Massoneria, botta e risposta tra “Avvenire” e Grande Oriente d’Italia

È scontro tra Avvenire e Grande Oriente d’Italia Il giornale dei vescovi ha pubblicato una lettera del Gran Maestro, Stefano Bisi, che solleva le ragioni della inconciliabilità tra Chiesa e Massoneria e che, scrive, «sicuramente continueranno ad alimentare il dibattito teologico e non solo chissà ancora per quanti altri secoli».

Massoneria e Chiesa, il convegno

L’occasione per affrontare un argomento è un convegno organizzato dal Grande Oriente d’Italia a Siracusa al quale parlerà il vescovo di Noto, monsignor Antonio Staglianò e monsignor Maurizio Aliotta, assieme a due Gran Maestri aggiunti Santi Fedele e Sergio Rosso.
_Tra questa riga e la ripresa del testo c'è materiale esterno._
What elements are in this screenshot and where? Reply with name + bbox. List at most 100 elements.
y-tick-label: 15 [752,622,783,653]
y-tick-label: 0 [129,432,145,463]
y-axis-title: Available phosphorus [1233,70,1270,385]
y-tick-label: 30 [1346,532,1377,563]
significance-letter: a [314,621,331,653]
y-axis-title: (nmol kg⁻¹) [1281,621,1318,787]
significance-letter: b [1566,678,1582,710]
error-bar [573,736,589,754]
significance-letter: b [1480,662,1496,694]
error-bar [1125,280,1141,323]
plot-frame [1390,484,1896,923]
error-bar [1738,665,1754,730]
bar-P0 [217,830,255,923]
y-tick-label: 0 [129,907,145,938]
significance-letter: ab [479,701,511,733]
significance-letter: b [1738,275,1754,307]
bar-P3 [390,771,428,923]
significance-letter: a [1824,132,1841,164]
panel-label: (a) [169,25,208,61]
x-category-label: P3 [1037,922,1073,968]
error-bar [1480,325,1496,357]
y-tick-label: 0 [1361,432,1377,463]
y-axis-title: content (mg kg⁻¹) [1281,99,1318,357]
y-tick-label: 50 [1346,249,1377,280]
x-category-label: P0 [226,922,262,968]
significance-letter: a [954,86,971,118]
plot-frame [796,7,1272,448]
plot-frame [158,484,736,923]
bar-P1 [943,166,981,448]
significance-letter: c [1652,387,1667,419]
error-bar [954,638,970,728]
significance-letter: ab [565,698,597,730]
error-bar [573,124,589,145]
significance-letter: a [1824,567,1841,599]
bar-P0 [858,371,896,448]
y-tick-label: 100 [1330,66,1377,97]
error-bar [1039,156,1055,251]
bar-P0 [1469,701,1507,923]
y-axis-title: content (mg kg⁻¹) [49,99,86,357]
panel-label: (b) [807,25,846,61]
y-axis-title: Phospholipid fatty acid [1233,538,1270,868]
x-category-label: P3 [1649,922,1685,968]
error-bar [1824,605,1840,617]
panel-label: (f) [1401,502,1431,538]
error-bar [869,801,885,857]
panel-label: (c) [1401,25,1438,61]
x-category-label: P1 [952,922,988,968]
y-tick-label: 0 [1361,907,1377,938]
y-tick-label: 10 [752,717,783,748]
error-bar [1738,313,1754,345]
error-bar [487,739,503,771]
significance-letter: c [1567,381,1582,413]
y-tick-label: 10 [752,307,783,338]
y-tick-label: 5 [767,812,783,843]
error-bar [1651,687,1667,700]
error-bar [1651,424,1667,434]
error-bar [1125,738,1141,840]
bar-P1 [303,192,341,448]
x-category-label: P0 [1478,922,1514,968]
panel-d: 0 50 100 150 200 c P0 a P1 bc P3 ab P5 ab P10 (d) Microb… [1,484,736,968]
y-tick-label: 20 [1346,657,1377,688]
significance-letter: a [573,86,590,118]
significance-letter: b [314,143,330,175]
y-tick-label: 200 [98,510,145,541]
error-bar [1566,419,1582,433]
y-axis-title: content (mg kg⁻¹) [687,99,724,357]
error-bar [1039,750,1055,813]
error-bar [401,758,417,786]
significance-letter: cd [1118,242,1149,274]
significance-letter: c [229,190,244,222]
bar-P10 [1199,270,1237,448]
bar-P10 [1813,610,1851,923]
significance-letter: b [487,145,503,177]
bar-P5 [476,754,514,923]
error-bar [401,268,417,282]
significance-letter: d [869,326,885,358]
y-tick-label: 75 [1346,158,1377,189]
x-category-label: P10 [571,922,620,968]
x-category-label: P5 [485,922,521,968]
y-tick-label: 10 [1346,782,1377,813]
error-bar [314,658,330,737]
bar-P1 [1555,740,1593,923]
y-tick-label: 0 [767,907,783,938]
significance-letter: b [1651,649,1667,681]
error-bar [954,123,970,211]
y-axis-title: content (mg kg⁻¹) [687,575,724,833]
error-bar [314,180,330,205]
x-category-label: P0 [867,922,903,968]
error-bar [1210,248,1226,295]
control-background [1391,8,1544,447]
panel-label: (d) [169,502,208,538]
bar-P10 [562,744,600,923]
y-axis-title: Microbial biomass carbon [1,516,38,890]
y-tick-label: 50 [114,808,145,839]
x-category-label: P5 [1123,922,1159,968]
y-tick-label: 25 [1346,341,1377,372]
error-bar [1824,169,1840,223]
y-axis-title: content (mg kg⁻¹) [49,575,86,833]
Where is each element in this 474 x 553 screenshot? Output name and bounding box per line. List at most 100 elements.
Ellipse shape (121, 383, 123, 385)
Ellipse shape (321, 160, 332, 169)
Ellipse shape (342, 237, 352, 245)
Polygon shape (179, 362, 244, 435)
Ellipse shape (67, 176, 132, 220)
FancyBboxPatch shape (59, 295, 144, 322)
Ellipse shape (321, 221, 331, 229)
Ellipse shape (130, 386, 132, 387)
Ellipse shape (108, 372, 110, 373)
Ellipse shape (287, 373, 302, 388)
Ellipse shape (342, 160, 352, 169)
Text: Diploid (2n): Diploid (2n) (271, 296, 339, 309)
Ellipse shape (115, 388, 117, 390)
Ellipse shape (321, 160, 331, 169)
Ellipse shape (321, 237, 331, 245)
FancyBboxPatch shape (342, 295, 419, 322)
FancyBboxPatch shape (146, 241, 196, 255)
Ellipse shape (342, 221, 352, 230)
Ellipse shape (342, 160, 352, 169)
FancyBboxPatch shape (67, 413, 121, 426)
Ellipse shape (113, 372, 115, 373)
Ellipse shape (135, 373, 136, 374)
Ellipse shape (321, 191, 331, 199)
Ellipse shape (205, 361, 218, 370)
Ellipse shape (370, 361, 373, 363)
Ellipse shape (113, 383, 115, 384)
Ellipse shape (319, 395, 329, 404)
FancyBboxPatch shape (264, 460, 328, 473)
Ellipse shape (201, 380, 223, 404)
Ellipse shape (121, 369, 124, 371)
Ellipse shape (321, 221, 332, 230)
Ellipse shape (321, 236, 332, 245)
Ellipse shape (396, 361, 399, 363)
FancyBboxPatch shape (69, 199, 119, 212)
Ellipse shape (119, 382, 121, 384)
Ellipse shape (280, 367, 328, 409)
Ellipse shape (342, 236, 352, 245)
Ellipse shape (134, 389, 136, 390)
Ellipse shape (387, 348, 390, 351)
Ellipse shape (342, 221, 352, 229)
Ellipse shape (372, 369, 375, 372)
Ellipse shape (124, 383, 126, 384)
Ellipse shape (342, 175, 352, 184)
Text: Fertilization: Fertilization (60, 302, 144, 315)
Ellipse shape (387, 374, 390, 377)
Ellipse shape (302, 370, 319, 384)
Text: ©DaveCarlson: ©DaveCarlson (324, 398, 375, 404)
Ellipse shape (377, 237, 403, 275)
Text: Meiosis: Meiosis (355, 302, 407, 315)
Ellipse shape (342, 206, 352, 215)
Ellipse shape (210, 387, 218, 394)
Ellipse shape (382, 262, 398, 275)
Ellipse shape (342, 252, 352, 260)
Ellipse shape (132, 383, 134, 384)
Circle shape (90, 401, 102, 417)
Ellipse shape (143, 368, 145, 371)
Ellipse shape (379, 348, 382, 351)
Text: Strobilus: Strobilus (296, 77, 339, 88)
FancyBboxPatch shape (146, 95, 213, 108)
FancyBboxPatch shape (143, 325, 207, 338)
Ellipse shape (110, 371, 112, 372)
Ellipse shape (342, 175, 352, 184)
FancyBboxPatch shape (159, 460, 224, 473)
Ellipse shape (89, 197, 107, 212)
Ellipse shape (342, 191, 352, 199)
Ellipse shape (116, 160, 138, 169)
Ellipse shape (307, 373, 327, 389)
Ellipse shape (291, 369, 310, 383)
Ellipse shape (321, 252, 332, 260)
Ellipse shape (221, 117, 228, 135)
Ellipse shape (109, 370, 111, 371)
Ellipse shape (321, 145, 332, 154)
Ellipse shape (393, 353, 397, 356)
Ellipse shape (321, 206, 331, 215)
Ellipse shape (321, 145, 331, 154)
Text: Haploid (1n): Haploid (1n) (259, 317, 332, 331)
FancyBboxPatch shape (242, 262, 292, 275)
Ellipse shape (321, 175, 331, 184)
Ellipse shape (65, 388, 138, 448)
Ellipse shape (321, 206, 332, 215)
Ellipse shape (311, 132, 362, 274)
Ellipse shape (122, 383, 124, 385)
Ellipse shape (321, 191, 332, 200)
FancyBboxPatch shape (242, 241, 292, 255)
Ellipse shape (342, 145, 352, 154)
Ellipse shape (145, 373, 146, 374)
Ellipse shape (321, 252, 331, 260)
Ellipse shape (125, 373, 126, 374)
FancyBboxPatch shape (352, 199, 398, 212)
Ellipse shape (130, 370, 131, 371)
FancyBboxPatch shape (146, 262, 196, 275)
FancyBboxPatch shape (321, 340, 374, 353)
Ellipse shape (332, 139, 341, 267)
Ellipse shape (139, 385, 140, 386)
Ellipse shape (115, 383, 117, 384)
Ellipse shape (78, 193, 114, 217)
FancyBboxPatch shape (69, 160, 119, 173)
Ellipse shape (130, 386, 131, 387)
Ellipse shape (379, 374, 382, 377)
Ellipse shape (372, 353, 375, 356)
Un incontro che «nasce col preciso intento di favorire un dialogo in cui, senza pregiudizi e invasioni di campo, senza dogmatismi e accuse, mantenendo ognuno il proprio ruolo, si possa discutere serenamente pur mantenendo le diverse visioni e le distanze».

«I massoni non devono convincere nessuno»

Bisi spiega all’Avvenire che i massoni «non devono convincere nessuno» ma di certo la «Massoneria non potrà mai e poi mai avallare dogmi e assiomi fideistici che sono lontani dalla sua ultrasecolare tradizione». Alla lettera ha risposto il direttore del giornale della Cei. Pur dando giudizi favorevoli sul dialogo in corso, Marco Tarquinio fa notare che vi è effettivamente «inconciliabilità tra sguardo cattolico e visione massonica: Mai e poi mai… lei scrive, a proposito dei cardini della fede professata da un miliardo e trecento milioni di cattolici. E questo inesorabilmente “scomunica”: se non si condivide l’essenziale, non si è parte di una comunità…». Infine, non manca una frecciata: «Sono curioso di vedere se nel dare conto del piccolo dialogo epistolare con me stavolta riterrà utile far menzionare dal sito del Goi pure la mia risposta».